Archiviata la stagione del giglio magico, viene nominato presidente del Consiglio Paolo Gentiloni, il quale deve subito mettere mano alle clausole di salvaguardia con la cosiddetta “Manovrina” dell’aprile 2017 (il decreto 50 del 2017). Gli effetti vengono spalmati fino al 2021 e le aliquote Iva rimodulate attraverso più interventi legislativi (perlopiù in deficit), finché con la legge di bilancio 2018 (l’ultima di un governo targato Pd) si delinea questo quadro: per il 2019 bisogna trovare 12,5 miliardi di euro, 19,2 per il 2020 e 19,6 miliardi per il 2021. In caso contrario, l’aliquota ridotta dell’Iva è destinata a salire fino al 13 per cento, mentre l’aliquota ordinaria al 24,2 per cento nel 2019, al 24,9 per cento nel 2020 e al 25 per cento nel 2021, a cui va aggiunto anche un aumento delle accise sui carburanti pari a 350 milioni di euro.

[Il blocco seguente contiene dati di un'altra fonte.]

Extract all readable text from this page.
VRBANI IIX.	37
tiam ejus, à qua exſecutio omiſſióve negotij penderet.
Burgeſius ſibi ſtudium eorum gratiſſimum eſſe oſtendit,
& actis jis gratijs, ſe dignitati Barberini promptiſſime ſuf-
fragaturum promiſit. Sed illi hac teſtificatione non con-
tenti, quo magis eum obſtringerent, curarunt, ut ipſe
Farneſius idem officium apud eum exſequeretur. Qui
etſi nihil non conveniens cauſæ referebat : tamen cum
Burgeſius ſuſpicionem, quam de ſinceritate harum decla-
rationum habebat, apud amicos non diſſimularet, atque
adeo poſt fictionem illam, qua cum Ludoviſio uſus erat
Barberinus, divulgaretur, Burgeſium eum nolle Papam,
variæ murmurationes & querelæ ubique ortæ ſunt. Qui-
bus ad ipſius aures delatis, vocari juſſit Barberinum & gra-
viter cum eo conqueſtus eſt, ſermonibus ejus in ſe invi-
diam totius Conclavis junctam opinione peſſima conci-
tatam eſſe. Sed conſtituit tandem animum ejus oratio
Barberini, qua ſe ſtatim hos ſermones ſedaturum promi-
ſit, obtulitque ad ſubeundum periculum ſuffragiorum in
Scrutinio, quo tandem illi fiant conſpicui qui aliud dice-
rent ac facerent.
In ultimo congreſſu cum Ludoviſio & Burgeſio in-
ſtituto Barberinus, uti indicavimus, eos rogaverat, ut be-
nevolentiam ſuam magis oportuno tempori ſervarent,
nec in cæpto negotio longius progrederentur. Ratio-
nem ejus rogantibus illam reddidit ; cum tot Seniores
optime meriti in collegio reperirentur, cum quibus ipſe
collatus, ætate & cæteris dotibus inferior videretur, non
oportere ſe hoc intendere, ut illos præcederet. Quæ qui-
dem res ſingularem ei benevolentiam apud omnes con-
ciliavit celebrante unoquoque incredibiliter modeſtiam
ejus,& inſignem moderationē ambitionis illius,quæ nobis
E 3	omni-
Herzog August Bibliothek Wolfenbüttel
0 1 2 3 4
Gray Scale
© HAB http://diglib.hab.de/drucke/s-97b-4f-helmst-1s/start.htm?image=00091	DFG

È questa l’eredità con cui si deve confrontare il presidente del Consiglio Giuseppe Conte dopo il suo insediamento. Una zavorra che, però, viene ulteriormente appesantita con la prima legge di bilancio del governo “del cambiamento”. Mentre la clausola prevista per quest’anno è stata completamente sterilizzata (in deficit), l’esecutivo M5s-Lega ha rivisto al rialzo gli aumenti delle aliquote Iva e delle accise sui carburanti a partire dal 2020: +3 punti per l’aliquota ridotta e +3,2 per quella ordinaria (poi a +4,5 per cento nel 2021). In sostanza, per evitare che la clausola scatti e abbia effetti recessivi sull’economia, nella prossima manovra il governo dovrà trovare 23,1 miliardi di euro e 28,8 per quella del 2021. Cifre che, da sole, varrebbero una finanziaria ciascuna e che difficilmente possono coesistere con il reperimento delle coperture necessarie per la flat tax annunciata dal vicepremier leghista Matteo Salvini. Proprio su questo, infatti, sembra che si sia consumato l’ultimo scontro in maggioranza in sede di approvazione del Def. Un vertice che, per la prima volta nella storia, si è concluso senza la consueta conferenza stampa del governo. Tutto rimandato a settembre, insomma, o almeno a dopo le elezioni europee.